On Wednesday, for instance, National Economic Council Director Larry Kudlow "interviewed" his boss at a White House event. Kudlow opened his softball questions with: "So Mr. President, nobody wants to talk about the economy anymore, so let's talk about the economy."

Trump partly obliged, offering the expected lies and hyperbole. He claimed his tax cut is the "biggest that we've ever done" (it's not) and that the stock market has risen "close to 50 percent" since the last election (it hasn't). But before he could even formulate those fibs, he couldn't help but first offer some of his standard fearmongering — about that scary caravan of penniless asylum seekers, who are still some 1,000 miles away from the U.S. border.

Even on occasions when he has stayed on task in touting economic and financial market metrics, he still typically frames the message not exactly as an achievement but as a warning.

"If you want your Stocks to go down, I strongly suggest voting Democrat," he tweeted Tuesday. He said this after the stock market had just suffered a rout apparently triggered not by midterm news but by reports of a coming escalation in his trade wars.

Maybe this tweet was simply about establishing a fall guy for when — not if — the business cycle turns. (He has been setting up the Federal Reserve as a possible scapegoat, too.) But it's also quite thematically similar to the political message he offers on other, non-financial issues: Stay fearful.

Or put another way: Nice little 401(k) you’ve got there. Be a shame if something happened to it.

Regardless of what Kudlow, House Speaker Paul Ryan, R-Wis., or others are advising, Trump has good reason to pivot away from plugging his supposed economic successes, and instead return to pumping up public anxiety.

First is that inflation-adjusted wage growth is still relatively tepid. Singing the praises of the economy even as paychecks stagnate may backfire, at least if voters think the party is ignoring their frustration. Plus, of course the main policy achievement Republicans would have to name-check when hyping their economic record would be their deficit-ballooning, plutocratic tax cut, which remains unpopular.

But more significantly, Trump has figured out that fear is much more politically useful, and motivating, than festivity, especially among his base.

When Trump accepted his party's presidential nomination in 2016, he declared that the system was broken, and darkly promised that he alone could fix it.

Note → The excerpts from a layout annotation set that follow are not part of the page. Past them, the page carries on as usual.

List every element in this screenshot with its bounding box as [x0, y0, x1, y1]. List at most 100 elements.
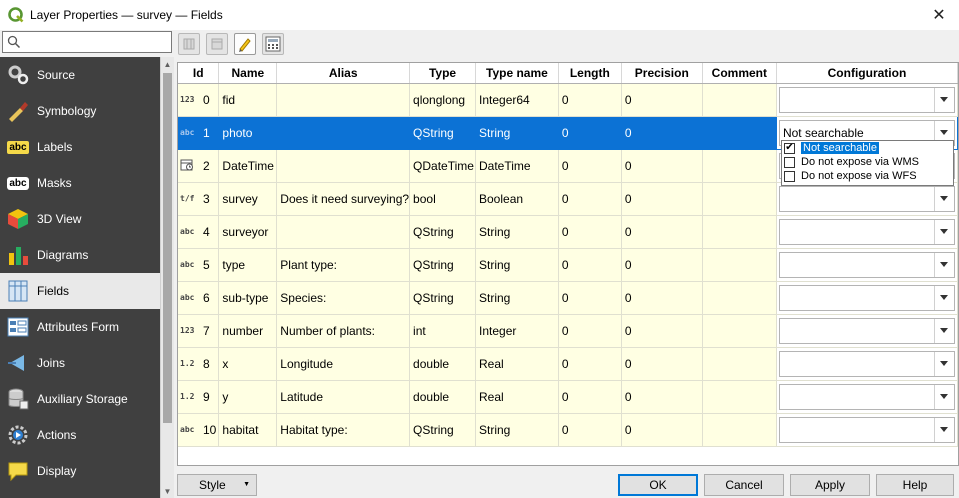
- precision-cell[interactable]: 0: [621, 182, 703, 216]
- length-cell[interactable]: 0: [558, 83, 622, 117]
- table-row[interactable]: abc 4 surveyor QString String 0 0: [178, 215, 958, 249]
- scroll-down-icon[interactable]: ▼: [161, 484, 174, 498]
- sidebar-item-joins[interactable]: Joins: [0, 345, 160, 381]
- table-row[interactable]: abc 6 sub-type Species: QString String 0 …: [178, 281, 958, 315]
- type-name-cell[interactable]: String: [475, 413, 559, 447]
- sidebar-item-fields[interactable]: Fields: [0, 273, 160, 309]
- length-cell[interactable]: 0: [558, 182, 622, 216]
- delete-field-button[interactable]: [206, 33, 228, 55]
- type-name-cell[interactable]: String: [475, 215, 559, 249]
- type-cell[interactable]: double: [409, 380, 476, 414]
- sidebar-scrollbar[interactable]: ▲ ▼: [160, 57, 174, 498]
- name-cell[interactable]: habitat: [218, 413, 278, 447]
- comment-cell[interactable]: [702, 215, 777, 249]
- id-cell[interactable]: 123 7: [178, 314, 220, 348]
- alias-cell[interactable]: [276, 83, 411, 117]
- sidebar-item-3d-view[interactable]: 3D View: [0, 201, 160, 237]
- length-cell[interactable]: 0: [558, 413, 622, 447]
- configuration-combo[interactable]: [778, 218, 955, 245]
- type-name-cell[interactable]: Real: [475, 347, 559, 381]
- configuration-combo[interactable]: [778, 284, 955, 311]
- precision-cell[interactable]: 0: [621, 116, 703, 150]
- id-cell[interactable]: abc 10: [178, 413, 220, 447]
- id-cell[interactable]: abc 1: [178, 116, 220, 150]
- column-header-comment[interactable]: Comment: [702, 63, 777, 84]
- alias-cell[interactable]: [276, 149, 411, 183]
- type-name-cell[interactable]: Integer64: [475, 83, 559, 117]
- configuration-combo[interactable]: [778, 350, 955, 377]
- sidebar-item-labels[interactable]: abc Labels: [0, 129, 160, 165]
- new-field-button[interactable]: [178, 33, 200, 55]
- option-no-wms[interactable]: Do not expose via WMS: [782, 155, 953, 169]
- type-cell[interactable]: QDateTime: [409, 149, 476, 183]
- sidebar-item-auxiliary-storage[interactable]: Auxiliary Storage: [0, 381, 160, 417]
- comment-cell[interactable]: [702, 116, 777, 150]
- id-cell[interactable]: abc 5: [178, 248, 220, 282]
- type-name-cell[interactable]: Real: [475, 380, 559, 414]
- length-cell[interactable]: 0: [558, 248, 622, 282]
- sidebar-item-source[interactable]: Source: [0, 57, 160, 93]
- precision-cell[interactable]: 0: [621, 149, 703, 183]
- type-cell[interactable]: QString: [409, 215, 476, 249]
- checkbox-icon[interactable]: [784, 170, 795, 182]
- column-header-configuration[interactable]: Configuration: [776, 63, 958, 84]
- type-cell[interactable]: QString: [409, 248, 476, 282]
- option-not-searchable[interactable]: ✔ Not searchable: [782, 141, 953, 155]
- table-row[interactable]: 1.2 9 y Latitude double Real 0 0: [178, 380, 958, 414]
- chevron-down-icon[interactable]: [933, 318, 954, 343]
- name-cell[interactable]: sub-type: [218, 281, 278, 315]
- name-cell[interactable]: type: [218, 248, 278, 282]
- alias-cell[interactable]: Longitude: [276, 347, 411, 381]
- help-button[interactable]: Help: [876, 474, 954, 496]
- type-name-cell[interactable]: String: [475, 281, 559, 315]
- column-header-alias[interactable]: Alias: [276, 63, 411, 84]
- type-name-cell[interactable]: DateTime: [475, 149, 559, 183]
- precision-cell[interactable]: 0: [621, 380, 703, 414]
- table-row[interactable]: abc 10 habitat Habitat type: QString Stri…: [178, 413, 958, 447]
- configuration-combo[interactable]: [778, 317, 955, 344]
- name-cell[interactable]: y: [218, 380, 278, 414]
- alias-cell[interactable]: Does it need surveying?: [276, 182, 411, 216]
- field-calculator-button[interactable]: [262, 33, 284, 55]
- configuration-combo[interactable]: [778, 383, 955, 410]
- checkbox-icon[interactable]: [784, 156, 795, 168]
- name-cell[interactable]: fid: [218, 83, 278, 117]
- type-name-cell[interactable]: Integer: [475, 314, 559, 348]
- comment-cell[interactable]: [702, 281, 777, 315]
- table-row[interactable]: 1.2 8 x Longitude double Real 0 0: [178, 347, 958, 381]
- length-cell[interactable]: 0: [558, 347, 622, 381]
- sidebar-item-actions[interactable]: Actions: [0, 417, 160, 453]
- scroll-up-icon[interactable]: ▲: [161, 57, 174, 71]
- precision-cell[interactable]: 0: [621, 413, 703, 447]
- name-cell[interactable]: surveyor: [218, 215, 278, 249]
- precision-cell[interactable]: 0: [621, 248, 703, 282]
- type-cell[interactable]: int: [409, 314, 476, 348]
- alias-cell[interactable]: [276, 116, 411, 150]
- column-header-name[interactable]: Name: [218, 63, 278, 84]
- length-cell[interactable]: 0: [558, 215, 622, 249]
- length-cell[interactable]: 0: [558, 149, 622, 183]
- id-cell[interactable]: abc 6: [178, 281, 220, 315]
- column-header-id[interactable]: Id: [178, 63, 220, 84]
- style-button[interactable]: Style ▼: [177, 474, 257, 496]
- configuration-combo[interactable]: [778, 185, 955, 212]
- length-cell[interactable]: 0: [558, 281, 622, 315]
- option-no-wfs[interactable]: Do not expose via WFS: [782, 169, 953, 183]
- length-cell[interactable]: 0: [558, 116, 622, 150]
- type-cell[interactable]: double: [409, 347, 476, 381]
- chevron-down-icon[interactable]: [933, 351, 954, 376]
- column-header-type[interactable]: Type: [409, 63, 476, 84]
- type-cell[interactable]: QString: [409, 116, 476, 150]
- sidebar-item-symbology[interactable]: Symbology: [0, 93, 160, 129]
- precision-cell[interactable]: 0: [621, 347, 703, 381]
- column-header-length[interactable]: Length: [558, 63, 622, 84]
- table-row[interactable]: abc 5 type Plant type: QString String 0 0: [178, 248, 958, 282]
- alias-cell[interactable]: Species:: [276, 281, 411, 315]
- type-cell[interactable]: qlonglong: [409, 83, 476, 117]
- chevron-down-icon[interactable]: [933, 186, 954, 211]
- comment-cell[interactable]: [702, 413, 777, 447]
- comment-cell[interactable]: [702, 149, 777, 183]
- name-cell[interactable]: x: [218, 347, 278, 381]
- search-input[interactable]: [2, 31, 172, 53]
- scrollbar-thumb[interactable]: [163, 73, 172, 423]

If today he declares that he has already fixed everything, then what motive do his voters have to go to the polls?

Policy wonks and pundits often point out that Trump does not appear terribly interested in correctly identifying policy problems. He’s even less interested in actually solving them. But his disinterest in notching policy achievements — by passing immigration reform, say, or repealing Obamacare, or persuading China to actually do whatever it is he’s trying to get them to do — may actually help rather than hurt him.

He needs the barbarians to be at the gates; the "deep state" undermining his agenda; the "enemy of the people" victimizing him and his Forgotten Men. If he ever definitively declares victory over the forces he has told his loyal foot soldiers to fear, the war is over, and they'll lay down their arms.

Trump's core voters are political doomsday preppers; he needs them to keep prepping.